People have all kinds of ideas and theories about how to lay out code. Often they sound really good when someone makes the argument, but in practice it doesn't really matter.

One of my favorite examples of this is placement of private vs public class members in C++. When I learned C++, and for decades after, private members were always placed at the top of the class. There wasn't really a reason given, as far as I could tell, everyone just did it that way. Many years later someone argued that public members should be at the top, because people are interested in the public members and not the private members, so the private members should be at the bottom because no one cares about them. So down they went. However, another thing had happened: Automatic code document generation.
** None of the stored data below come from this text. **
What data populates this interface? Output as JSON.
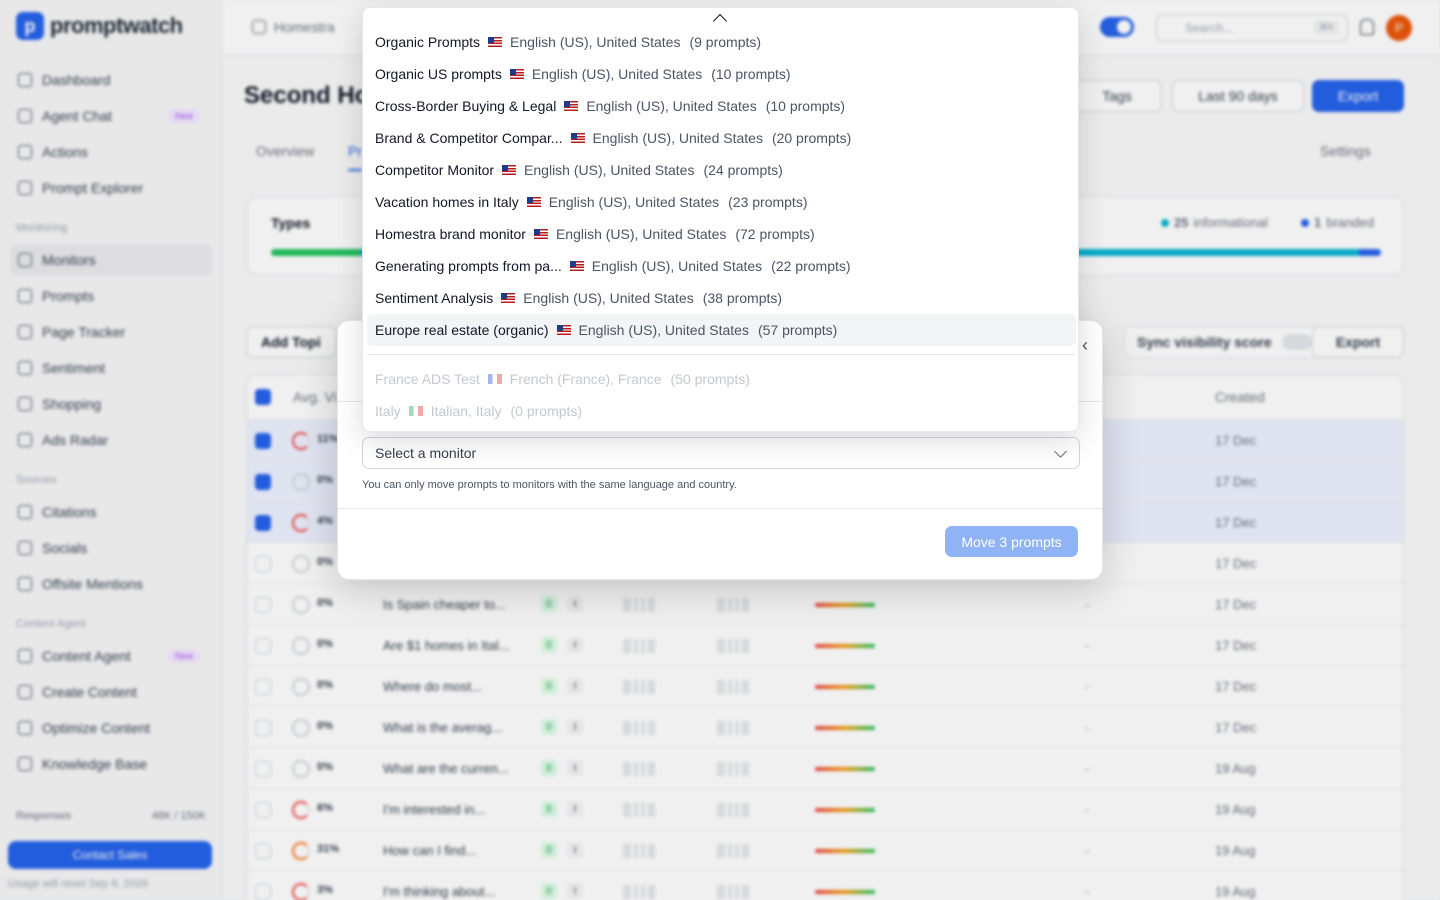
{
  "sidebar": {
    "logo_letter": "p",
    "logo_text": "promptwatch",
    "items_top": [
      {
        "label": "Dashboard"
      },
      {
        "label": "Agent Chat",
        "badge": "New"
      },
      {
        "label": "Actions"
      },
      {
        "label": "Prompt Explorer"
      }
    ],
    "section_monitoring": "Monitoring",
    "items_monitoring": [
      {
        "label": "Monitors"
      },
      {
        "label": "Prompts"
      },
      {
        "label": "Page Tracker"
      },
      {
        "label": "Sentiment"
      },
      {
        "label": "Shopping"
      },
      {
        "label": "Ads Radar"
      }
    ],
    "section_sources": "Sources",
    "items_sources": [
      {
        "label": "Citations"
      },
      {
        "label": "Socials"
      },
      {
        "label": "Offsite Mentions"
      }
    ],
    "section_content": "Content Agent",
    "items_content": [
      {
        "label": "Content Agent",
        "badge": "New"
      },
      {
        "label": "Create Content"
      },
      {
        "label": "Optimize Content"
      },
      {
        "label": "Knowledge Base"
      }
    ],
    "responses_label": "Responses",
    "responses_value": "48K / 150K",
    "contact_label": "Contact Sales",
    "usage_text": "Usage will reset Sep 8, 2026"
  },
  "topbar": {
    "breadcrumb": "Homestra",
    "search_placeholder": "Search...",
    "search_kbd": "⌘K",
    "avatar_letter": "P"
  },
  "page": {
    "title": "Second Ho",
    "tags_label": "Tags",
    "date_label": "Last 90 days",
    "export_label": "Export",
    "tabs": [
      "Overview",
      "Pr"
    ],
    "settings_label": "Settings",
    "types_label": "Types",
    "informational_count": "25",
    "informational_label": "informational",
    "branded_count": "1",
    "branded_label": "branded",
    "add_topic_label": "Add Topi",
    "sync_label": "Sync visibility score",
    "export2_label": "Export",
    "col_avg": "Avg. Vi",
    "col_created": "Created"
  },
  "table_rows": [
    {
      "vis": "11%",
      "text": "",
      "date": "17 Dec",
      "checked": true
    },
    {
      "vis": "0%",
      "text": "",
      "date": "17 Dec",
      "checked": true
    },
    {
      "vis": "4%",
      "text": "",
      "date": "17 Dec",
      "checked": true
    },
    {
      "vis": "0%",
      "text": "",
      "date": "17 Dec",
      "checked": false
    },
    {
      "vis": "0%",
      "text": "Is Spain cheaper to...",
      "date": "17 Dec",
      "checked": false
    },
    {
      "vis": "0%",
      "text": "Are $1 homes in Ital...",
      "date": "17 Dec",
      "checked": false
    },
    {
      "vis": "0%",
      "text": "Where do most...",
      "date": "17 Dec",
      "checked": false
    },
    {
      "vis": "0%",
      "text": "What is the averag...",
      "date": "17 Dec",
      "checked": false
    },
    {
      "vis": "0%",
      "text": "What are the curren...",
      "date": "19 Aug",
      "checked": false
    },
    {
      "vis": "6%",
      "text": "I'm interested in...",
      "date": "19 Aug",
      "checked": false
    },
    {
      "vis": "31%",
      "text": "How can I find...",
      "date": "19 Aug",
      "checked": false
    },
    {
      "vis": "3%",
      "text": "I'm thinking about...",
      "date": "19 Aug",
      "checked": false
    }
  ],
  "modal": {
    "select_placeholder": "Select a monitor",
    "helper_text": "You can only move prompts to monitors with the same language and country.",
    "move_button": "Move 3 prompts"
  },
  "dropdown": {
    "options": [
      {
        "name": "Organic Prompts",
        "flag": "us",
        "lang": "English (US), United States",
        "count": "(9 prompts)",
        "disabled": false
      },
      {
        "name": "Organic US prompts",
        "flag": "us",
        "lang": "English (US), United States",
        "count": "(10 prompts)",
        "disabled": false
      },
      {
        "name": "Cross-Border Buying & Legal",
        "flag": "us",
        "lang": "English (US), United States",
        "count": "(10 prompts)",
        "disabled": false
      },
      {
        "name": "Brand & Competitor Compar...",
        "flag": "us",
        "lang": "English (US), United States",
        "count": "(20 prompts)",
        "disabled": false
      },
      {
        "name": "Competitor Monitor",
        "flag": "us",
        "lang": "English (US), United States",
        "count": "(24 prompts)",
        "disabled": false
      },
      {
        "name": "Vacation homes in Italy",
        "flag": "us",
        "lang": "English (US), United States",
        "count": "(23 prompts)",
        "disabled": false
      },
      {
        "name": "Homestra brand monitor",
        "flag": "us",
        "lang": "English (US), United States",
        "count": "(72 prompts)",
        "disabled": false
      },
      {
        "name": "Generating prompts from pa...",
        "flag": "us",
        "lang": "English (US), United States",
        "count": "(22 prompts)",
        "disabled": false
      },
      {
        "name": "Sentiment Analysis",
        "flag": "us",
        "lang": "English (US), United States",
        "count": "(38 prompts)",
        "disabled": false
      },
      {
        "name": "Europe real estate (organic)",
        "flag": "us",
        "lang": "English (US), United States",
        "count": "(57 prompts)",
        "disabled": false,
        "highlighted": true
      },
      {
        "name": "France ADS Test",
        "flag": "fr",
        "lang": "French (France), France",
        "count": "(50 prompts)",
        "disabled": true
      },
      {
        "name": "Italy",
        "flag": "it",
        "lang": "Italian, Italy",
        "count": "(0 prompts)",
        "disabled": true
      }
    ]
  },
  "colors": {
    "accent": "#2563eb",
    "move_button_disabled": "#8fb3f5",
    "badge_new": "#a855f7"
  }
}
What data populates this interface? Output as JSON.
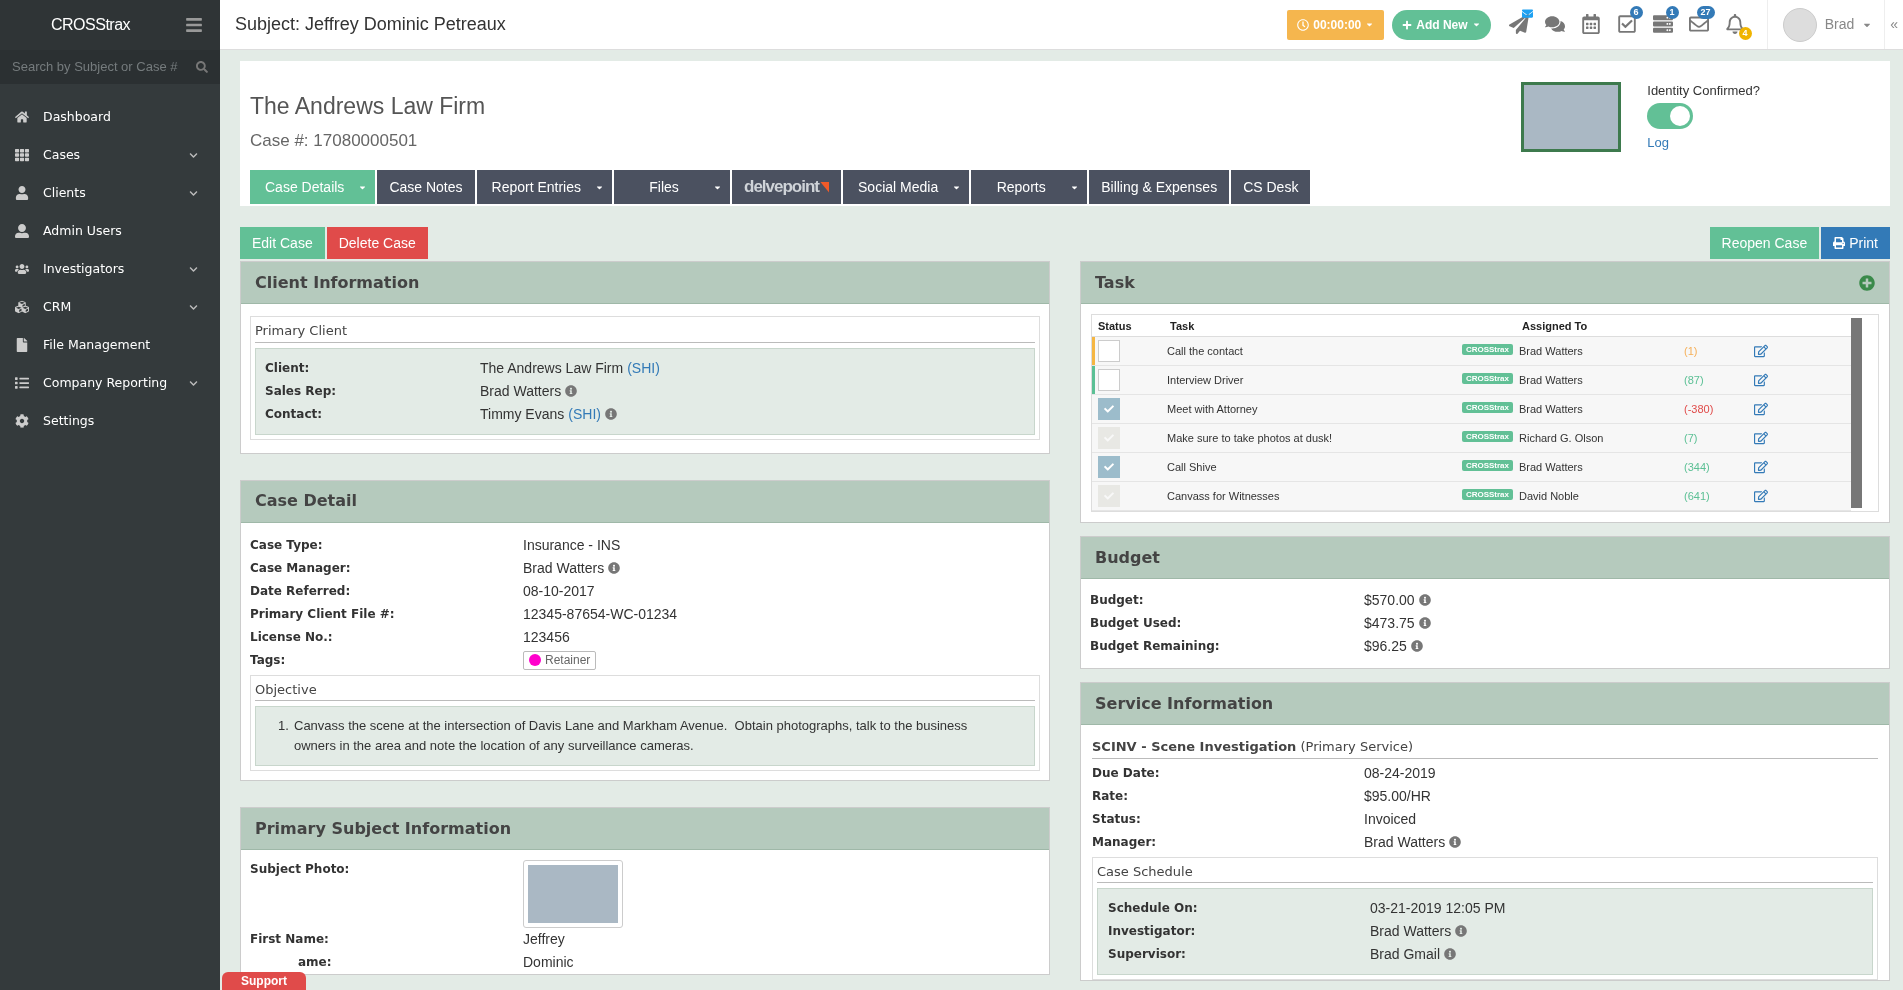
{
  "sidebar": {
    "brand": "CROSStrax",
    "search": {
      "placeholder": "Search by Subject or Case #"
    },
    "items": [
      {
        "label": "Dashboard",
        "submenu": false
      },
      {
        "label": "Cases",
        "submenu": true
      },
      {
        "label": "Clients",
        "submenu": true
      },
      {
        "label": "Admin Users",
        "submenu": false
      },
      {
        "label": "Investigators",
        "submenu": true
      },
      {
        "label": "CRM",
        "submenu": true
      },
      {
        "label": "File Management",
        "submenu": false
      },
      {
        "label": "Company Reporting",
        "submenu": true
      },
      {
        "label": "Settings",
        "submenu": false
      }
    ],
    "support": "Support"
  },
  "topbar": {
    "title": "Subject: Jeffrey Dominic Petreaux",
    "timer": "00:00:00",
    "add_new": "Add New",
    "badges": [
      {
        "badge": "6",
        "kind": "info"
      },
      {
        "badge": "1",
        "kind": "info"
      },
      {
        "badge": "27",
        "kind": "info"
      },
      {
        "badge": "4",
        "kind": "warning"
      }
    ],
    "user": "Brad",
    "collapse": "«"
  },
  "header": {
    "firm": "The Andrews Law Firm",
    "case_no": "Case #: 17080000501",
    "identity": {
      "label": "Identity Confirmed?",
      "on": true,
      "link": "Log"
    }
  },
  "tabs": [
    {
      "label": "Case Details",
      "selected": true,
      "menu": true,
      "kind": "text"
    },
    {
      "label": "Case Notes",
      "selected": false,
      "menu": false,
      "kind": "text"
    },
    {
      "label": "Report Entries",
      "selected": false,
      "menu": true,
      "kind": "text"
    },
    {
      "label": "Files",
      "selected": false,
      "menu": true,
      "kind": "text"
    },
    {
      "label": "delvepoint",
      "selected": false,
      "menu": false,
      "kind": "logo"
    },
    {
      "label": "Social Media",
      "selected": false,
      "menu": true,
      "kind": "text"
    },
    {
      "label": "Reports",
      "selected": false,
      "menu": true,
      "kind": "text"
    },
    {
      "label": "Billing & Expenses",
      "selected": false,
      "menu": false,
      "kind": "text"
    },
    {
      "label": "CS Desk",
      "selected": false,
      "menu": false,
      "kind": "text"
    }
  ],
  "actions": {
    "left": [
      {
        "label": "Edit Case",
        "kind": "success"
      },
      {
        "label": "Delete Case",
        "kind": "danger"
      }
    ],
    "right": [
      {
        "label": "Reopen Case",
        "kind": "success"
      },
      {
        "label": "Print",
        "kind": "print"
      }
    ]
  },
  "client_information": {
    "title": "Client Information",
    "legend": "Primary Client",
    "rows": [
      {
        "label": "Client:",
        "value": "The Andrews Law Firm",
        "link": "(SHI)",
        "info": false
      },
      {
        "label": "Sales Rep:",
        "value": "Brad Watters",
        "info": true
      },
      {
        "label": "Contact:",
        "value": "Timmy Evans",
        "link": "(SHI)",
        "info": true
      }
    ]
  },
  "case_detail": {
    "title": "Case Detail",
    "rows": [
      {
        "label": "Case Type:",
        "value": "Insurance - INS",
        "info": false
      },
      {
        "label": "Case Manager:",
        "value": "Brad Watters",
        "info": true
      },
      {
        "label": "Date Referred:",
        "value": "08-10-2017",
        "info": false
      },
      {
        "label": "Primary Client File #:",
        "value": "12345-87654-WC-01234",
        "info": false
      },
      {
        "label": "License No.:",
        "value": "123456",
        "info": false
      }
    ],
    "tags_label": "Tags:",
    "tags": [
      {
        "label": "Retainer",
        "color": "#ff00cc"
      }
    ],
    "objective": {
      "legend": "Objective",
      "items": [
        {
          "number": "1.",
          "text": "Canvass the scene at the intersection of Davis Lane and Markham Avenue.  Obtain photographs, talk to the business owners in the area and note the location of any surveillance cameras."
        }
      ]
    }
  },
  "primary_subject": {
    "title": "Primary Subject Information",
    "photo_label": "Subject Photo:",
    "rows": [
      {
        "label": "First Name:",
        "value": "Jeffrey"
      },
      {
        "label": "ame:",
        "value": "Dominic"
      }
    ]
  },
  "task": {
    "title": "Task",
    "columns": [
      "Status",
      "Task",
      "Assigned To"
    ],
    "rows": [
      {
        "task": "Call the contact",
        "source": "CROSStrax",
        "assignee": "Brad Watters",
        "count": "(1)",
        "kind": "warning",
        "checked": false,
        "disabled": false,
        "color": "#f5b642"
      },
      {
        "task": "Interview Driver",
        "source": "CROSStrax",
        "assignee": "Brad Watters",
        "count": "(87)",
        "kind": "ok",
        "checked": false,
        "disabled": false,
        "color": "#5cc095"
      },
      {
        "task": "Meet with Attorney",
        "source": "CROSStrax",
        "assignee": "Brad Watters",
        "count": "(-380)",
        "kind": "overdue",
        "checked": true,
        "disabled": false
      },
      {
        "task": "Make sure to take photos at dusk!",
        "source": "CROSStrax",
        "assignee": "Richard G. Olson",
        "count": "(7)",
        "kind": "ok",
        "checked": true,
        "disabled": true
      },
      {
        "task": "Call Shive",
        "source": "CROSStrax",
        "assignee": "Brad Watters",
        "count": "(344)",
        "kind": "ok",
        "checked": true,
        "disabled": false
      },
      {
        "task": "Canvass for Witnesses",
        "source": "CROSStrax",
        "assignee": "David Noble",
        "count": "(641)",
        "kind": "ok",
        "checked": true,
        "disabled": true
      }
    ]
  },
  "budget": {
    "title": "Budget",
    "rows": [
      {
        "label": "Budget:",
        "value": "$570.00",
        "info": true
      },
      {
        "label": "Budget Used:",
        "value": "$473.75",
        "info": true
      },
      {
        "label": "Budget Remaining:",
        "value": "$96.25",
        "info": true
      }
    ]
  },
  "service": {
    "title": "Service Information",
    "name": "SCINV - Scene Investigation",
    "note": "(Primary Service)",
    "rows": [
      {
        "label": "Due Date:",
        "value": "08-24-2019",
        "info": false
      },
      {
        "label": "Rate:",
        "value": "$95.00/HR",
        "info": false
      },
      {
        "label": "Status:",
        "value": "Invoiced",
        "info": false
      },
      {
        "label": "Manager:",
        "value": "Brad Watters",
        "info": true
      }
    ],
    "schedule": {
      "legend": "Case Schedule",
      "rows": [
        {
          "label": "Schedule On:",
          "value": "03-21-2019 12:05 PM",
          "info": false
        },
        {
          "label": "Investigator:",
          "value": "Brad Watters",
          "info": true
        },
        {
          "label": "Supervisor:",
          "value": "Brad Gmail",
          "info": true
        }
      ]
    }
  }
}
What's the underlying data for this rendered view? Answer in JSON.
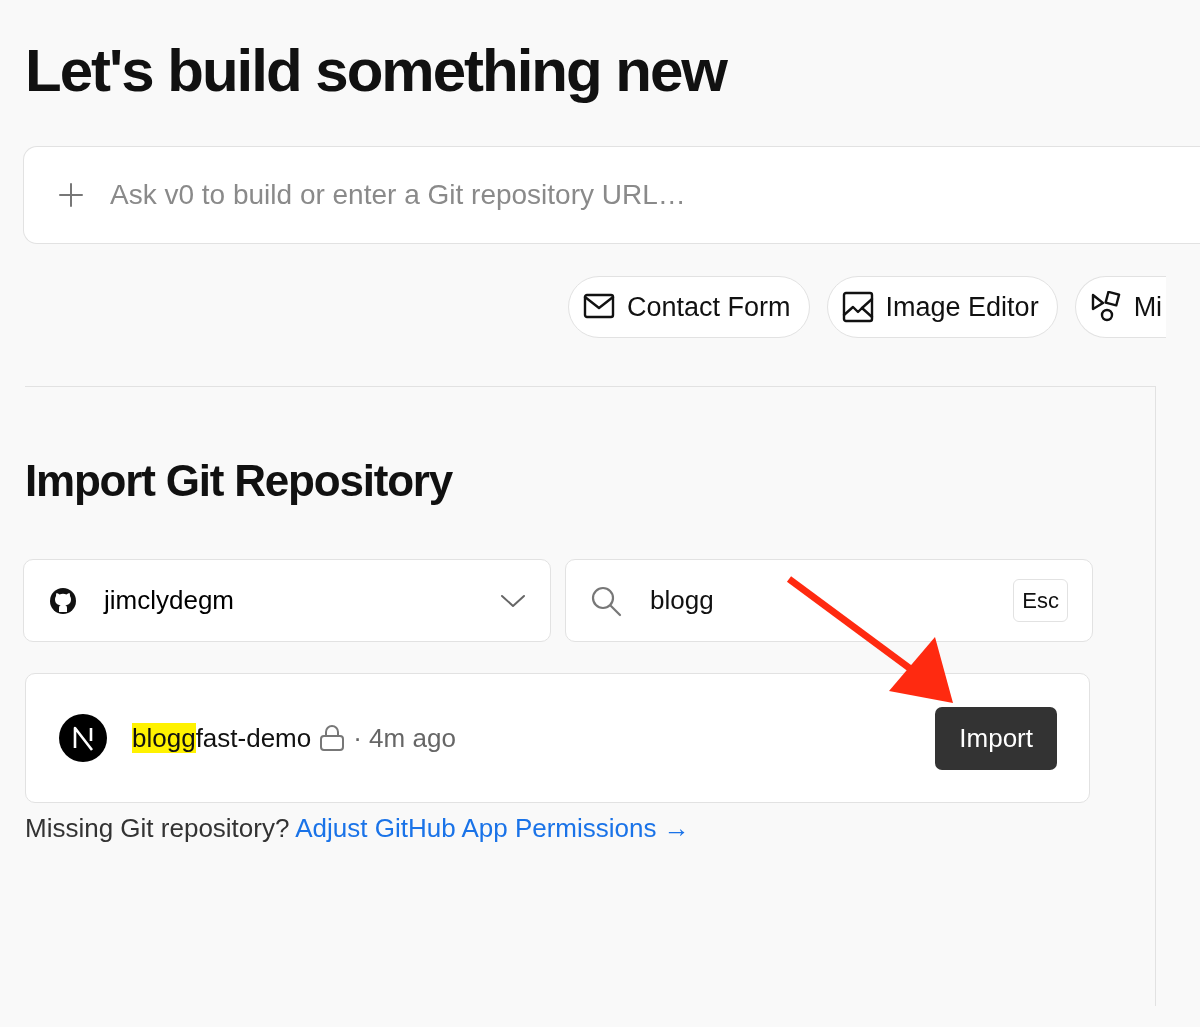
{
  "heading": "Let's build something new",
  "prompt": {
    "placeholder": "Ask v0 to build or enter a Git repository URL…"
  },
  "suggestions": [
    {
      "kind": "mail",
      "label": "Contact Form"
    },
    {
      "kind": "image",
      "label": "Image Editor"
    },
    {
      "kind": "shapes",
      "label": "Mi"
    }
  ],
  "import": {
    "title": "Import Git Repository",
    "account": "jimclydegm",
    "search": {
      "value": "blogg",
      "key_hint": "Esc"
    },
    "repos": [
      {
        "name_match": "blogg",
        "name_rest": "fast-demo",
        "private": true,
        "time": "· 4m ago",
        "button": "Import"
      }
    ],
    "missing": {
      "text": "Missing Git repository?",
      "link": "Adjust GitHub App Permissions →"
    }
  }
}
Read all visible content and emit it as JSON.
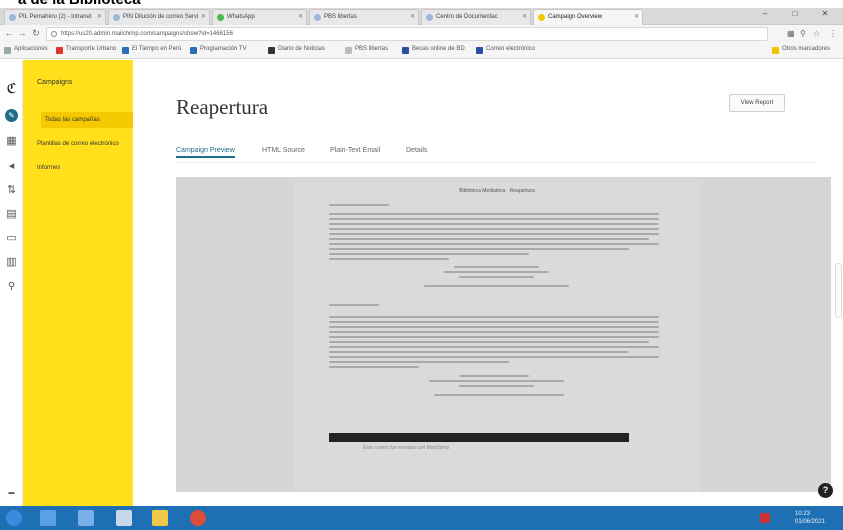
{
  "doc_heading": "a de la Biblioteca",
  "browser": {
    "tabs": [
      {
        "label": "PIL Pemahkru (2) - Intranet",
        "active": false
      },
      {
        "label": "PIN Dilución de correo Servi",
        "active": false
      },
      {
        "label": "WhatsApp",
        "active": false
      },
      {
        "label": "PBS libertas",
        "active": false
      },
      {
        "label": "Centro de Documentac",
        "active": false
      },
      {
        "label": "Campaign Overview",
        "active": true
      }
    ],
    "url": "https://us20.admin.mailchimp.com/campaigns/show?id=1466156",
    "bookmarks": [
      "Aplicaciones",
      "Transporte Urbano",
      "El Tiempo en Perú",
      "Programación TV",
      "Diario de Noticias",
      "PBS libertas",
      "Becas online de BD",
      "Correo electrónico",
      "Otros marcadores"
    ]
  },
  "campaigns_nav": {
    "title": "Campaigns",
    "items": [
      "Todas las campañas",
      "Plantillas de correo electrónico",
      "Informes"
    ]
  },
  "main": {
    "title": "Reapertura",
    "view_report_label": "View Report",
    "tabs": [
      {
        "label": "Campaign Preview",
        "active": true
      },
      {
        "label": "HTML Source",
        "active": false
      },
      {
        "label": "Plain-Text Email",
        "active": false
      },
      {
        "label": "Details",
        "active": false
      }
    ]
  },
  "email_preview": {
    "heading": "Biblioteca Mediateca · Reapertura"
  },
  "footer_note": "Este correo fue enviado con Mailchimp",
  "help_label": "?",
  "taskbar": {
    "time": "10:23",
    "date": "01/06/2021"
  }
}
People generated their (public) documentation and either created a webpage from it or some IDE integration. And for me personally, I noticed that the times I needed public documentation I used the generated documentation, and whenever I wanted to know something about the private implementation, I went to the source/header files, but this had gotten more annoying because the things I was looking for was at the bottom of the file. So I put them at the top again to make my life easier.

Personally I like to keep main somewhat small and limited, but I can honestly not say why. I think I want main to act as an "outline" of how the application works at a very high level -- someone looking at main shouldn't get bogged down with too many details.

Another aspect to your question is whether something is idiomatic within an ecosystem/community. Sometimes there isn't really a reason for something other than "it's how we do things", and I say that not as a bad thing. As someone who can get hung up on unnecessary details for way too long, for me it's nice to be able to simply fall back on "I don't need to figure this out, I can just do as everyone else does", unless I encounter a compelling reason to break with convention.

All this is to say; do what you think feels best, but if you notice that 99.9% of other projects do something a particular way, then perhaps there is a good reason for it, even if it's not immediately apparent why.

11 Likes

I appreciate the very thoughtful reply!

I was pretty unclear when making the post, sorry. I agree with this, but specifically, I find people who go to extremes and say it should be restricted even further, such that even the core logic is split into its own file.

It's to make your code reusable as a library by others. It doesn't help the executable maintainers directly, it helps the community.

An example in the wild: There is an awesome project called customasm that I have used for several reasons. Mostly doing weird DSL things with uncommon CPU architectures.

The CLI provided is kind of good for most uses, but I have had some very specific requirements that it just cannot reasonably address. The good news is that main.rs is [currently] only 26 lines. I can completely ignore that and use the library in any way I need for my bizarre use case. It's a real pleasure that I don't have to fork this and many other projects just to use them as dependencies.

Do it for the community.

8 Likes

Sure, but I don't think that putting your top level logic in main hurts that at all. The only use case it hurts is when somebody wants to run your program, but not as a program... which is possible, but also sounds quite easy to work around.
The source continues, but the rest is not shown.